Box and Any

When a variable's type is Box<dyn Any>, it acts much like an &dyn Any, but gains a new feature. A normal &dyn Any has a downcast_ref function that we can use to get a reference to the contained value, if we know what type to use to extract it. Now, &dyn mut Any adds a downcast_mut that we can use to get a mutable reference. When we have a Box<dyn Any>, we have access to both of those functions, but we can also call a plain downcast function to move the contained value out of the Any and into a variable of the correct type. This consumes the Box and the Any, and gives us back a new Box containing the data value with its correct data type.

Don't forget that we need to have use std::any::Any; in our code if we're going to use the Any trait.

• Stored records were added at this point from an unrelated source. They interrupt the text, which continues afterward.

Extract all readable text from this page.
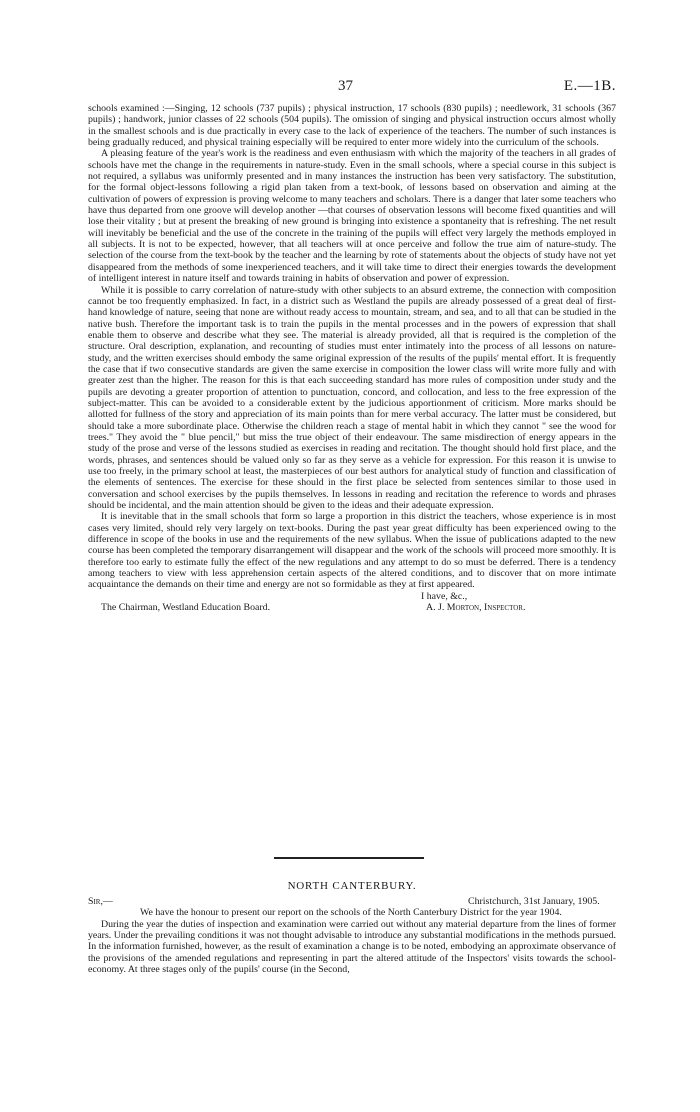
37	E.—1B.

schools examined :—Singing, 12 schools (737 pupils) ; physical instruction, 17 schools (830 pupils) ; needlework, 31 schools (367 pupils) ; handwork, junior classes of 22 schools (504 pupils). The omission of singing and physical instruction occurs almost wholly in the smallest schools and is due practically in every case to the lack of experience of the teachers. The number of such instances is being gradually reduced, and physical training especially will be required to enter more widely into the curriculum of the schools.

A pleasing feature of the year's work is the readiness and even enthusiasm with which the majority of the teachers in all grades of schools have met the change in the requirements in nature-study. Even in the small schools, where a special course in this subject is not required, a syllabus was uniformly presented and in many instances the instruction has been very satisfactory. The substitution, for the formal object-lessons following a rigid plan taken from a text-book, of lessons based on observation and aiming at the cultivation of powers of expression is proving welcome to many teachers and scholars. There is a danger that later some teachers who have thus departed from one groove will develop another —that courses of observation lessons will become fixed quantities and will lose their vitality ; but at present the breaking of new ground is bringing into existence a spontaneity that is refreshing. The net result will inevitably be beneficial and the use of the concrete in the training of the pupils will effect very largely the methods employed in all subjects. It is not to be expected, however, that all teachers will at once perceive and follow the true aim of nature-study. The selection of the course from the text-book by the teacher and the learning by rote of statements about the objects of study have not yet disappeared from the methods of some inexperienced teachers, and it will take time to direct their energies towards the development of intelligent interest in nature itself and towards training in habits of observation and power of expression.

While it is possible to carry correlation of nature-study with other subjects to an absurd extreme, the connection with composition cannot be too frequently emphasized. In fact, in a district such as Westland the pupils are already possessed of a great deal of first-hand knowledge of nature, seeing that none are without ready access to mountain, stream, and sea, and to all that can be studied in the native bush. Therefore the important task is to train the pupils in the mental processes and in the powers of expression that shall enable them to observe and describe what they see. The material is already provided, all that is required is the completion of the structure. Oral description, explanation, and recounting of studies must enter intimately into the process of all lessons on nature-study, and the written exercises should embody the same original expression of the results of the pupils' mental effort. It is frequently the case that if two consecutive standards are given the same exercise in composition the lower class will write more fully and with greater zest than the higher. The reason for this is that each succeeding standard has more rules of composition under study and the pupils are devoting a greater proportion of attention to punctuation, concord, and collocation, and less to the free expression of the subject-matter. This can be avoided to a considerable extent by the judicious apportionment of criticism. More marks should be allotted for fullness of the story and appreciation of its main points than for mere verbal accuracy. The latter must be considered, but should take a more subordinate place. Otherwise the children reach a stage of mental habit in which they cannot " see the wood for trees." They avoid the " blue pencil," but miss the true object of their endeavour. The same misdirection of energy appears in the study of the prose and verse of the lessons studied as exercises in reading and recitation. The thought should hold first place, and the words, phrases, and sentences should be valued only so far as they serve as a vehicle for expression. For this reason it is unwise to use too freely, in the primary school at least, the masterpieces of our best authors for analytical study of function and classification of the elements of sentences. The exercise for these should in the first place be selected from sentences similar to those used in conversation and school exercises by the pupils themselves. In lessons in reading and recitation the reference to words and phrases should be incidental, and the main attention should be given to the ideas and their adequate expression.

It is inevitable that in the small schools that form so large a proportion in this district the teachers, whose experience is in most cases very limited, should rely very largely on text-books. During the past year great difficulty has been experienced owing to the difference in scope of the books in use and the requirements of the new syllabus. When the issue of publications adapted to the new course has been completed the temporary disarrangement will disappear and the work of the schools will proceed more smoothly. It is therefore too early to estimate fully the effect of the new regulations and any attempt to do so must be deferred. There is a tendency among teachers to view with less apprehension certain aspects of the altered conditions, and to discover that on more intimate acquaintance the demands on their time and energy are not so formidable as they at first appeared.

I have, &c.,
The Chairman, Westland Education Board.	A. J. Morton, Inspector.
NORTH CANTERBURY.
Sir,—	Christchurch, 31st January, 1905.

We have the honour to present our report on the schools of the North Canterbury District for the year 1904.

During the year the duties of inspection and examination were carried out without any material departure from the lines of former years. Under the prevailing conditions it was not thought advisable to introduce any substantial modifications in the methods pursued. In the information furnished, however, as the result of examination a change is to be noted, embodying an approximate observance of the provisions of the amended regulations and representing in part the altered attitude of the Inspectors' visits towards the school-economy. At three stages only of the pupils' course (in the Second,
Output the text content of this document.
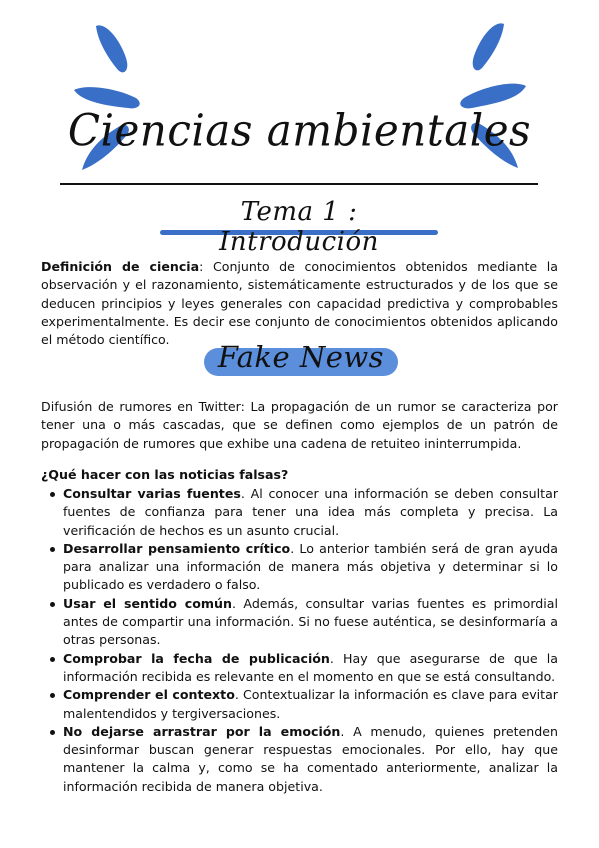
Ciencias ambientales
Tema 1 : Introdución

Definición de ciencia: Conjunto de conocimientos obtenidos mediante la observación y el razonamiento, sistemáticamente estructurados y de los que se deducen principios y leyes generales con capacidad predictiva y comprobables experimentalmente. Es decir ese conjunto de conocimientos obtenidos aplicando el método científico.

Fake News

Difusión de rumores en Twitter: La propagación de un rumor se caracteriza por tener una o más cascadas, que se definen como ejemplos de un patrón de propagación de rumores que exhibe una cadena de retuiteo ininterrumpida.

¿Qué hacer con las noticias falsas?

Consultar varias fuentes. Al conocer una información se deben consultar fuentes de confianza para tener una idea más completa y precisa. La verificación de hechos es un asunto crucial.
Desarrollar pensamiento crítico. Lo anterior también será de gran ayuda para analizar una información de manera más objetiva y determinar si lo publicado es verdadero o falso.
Usar el sentido común. Además, consultar varias fuentes es primordial antes de compartir una información. Si no fuese auténtica, se desinformaría a otras personas.
Comprobar la fecha de publicación. Hay que asegurarse de que la información recibida es relevante en el momento en que se está consultando.
Comprender el contexto. Contextualizar la información es clave para evitar malentendidos y tergiversaciones.
No dejarse arrastrar por la emoción. A menudo, quienes pretenden desinformar buscan generar respuestas emocionales. Por ello, hay que mantener la calma y, como se ha comentado anteriormente, analizar la información recibida de manera objetiva.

We can create a boxed Any almost the same way we created a boxed Person:

let jill: Box<dyn Any> = Box::new(Person { name: "Jill".to_string(), validated: false });

The only difference here is that we're telling Rust that we want the jill variable to contain a Box<dyn Any> instead of letting it decide for itself that the variable contains a Box<Person>.

Now, to access the contained Person, we can do this:

let real_jill = jill.downcast::<Person>().unwrap();
println!("{}", real_jill.name);

Like the other downcast functions, we need to specify which concrete data type we're downcasting for. The downcast function returns a Result, which contains a Box<Person> if it's successful. Once we have a Box<Person>, we can do whatever we like with the Person value it contains.

The unwrap function we're calling here consumes a Result and returns its contained value if it's a success, or terminates the program with an error message if it's a failure. We use unwrap to handle a Result when we're very sure that it's going to be a success.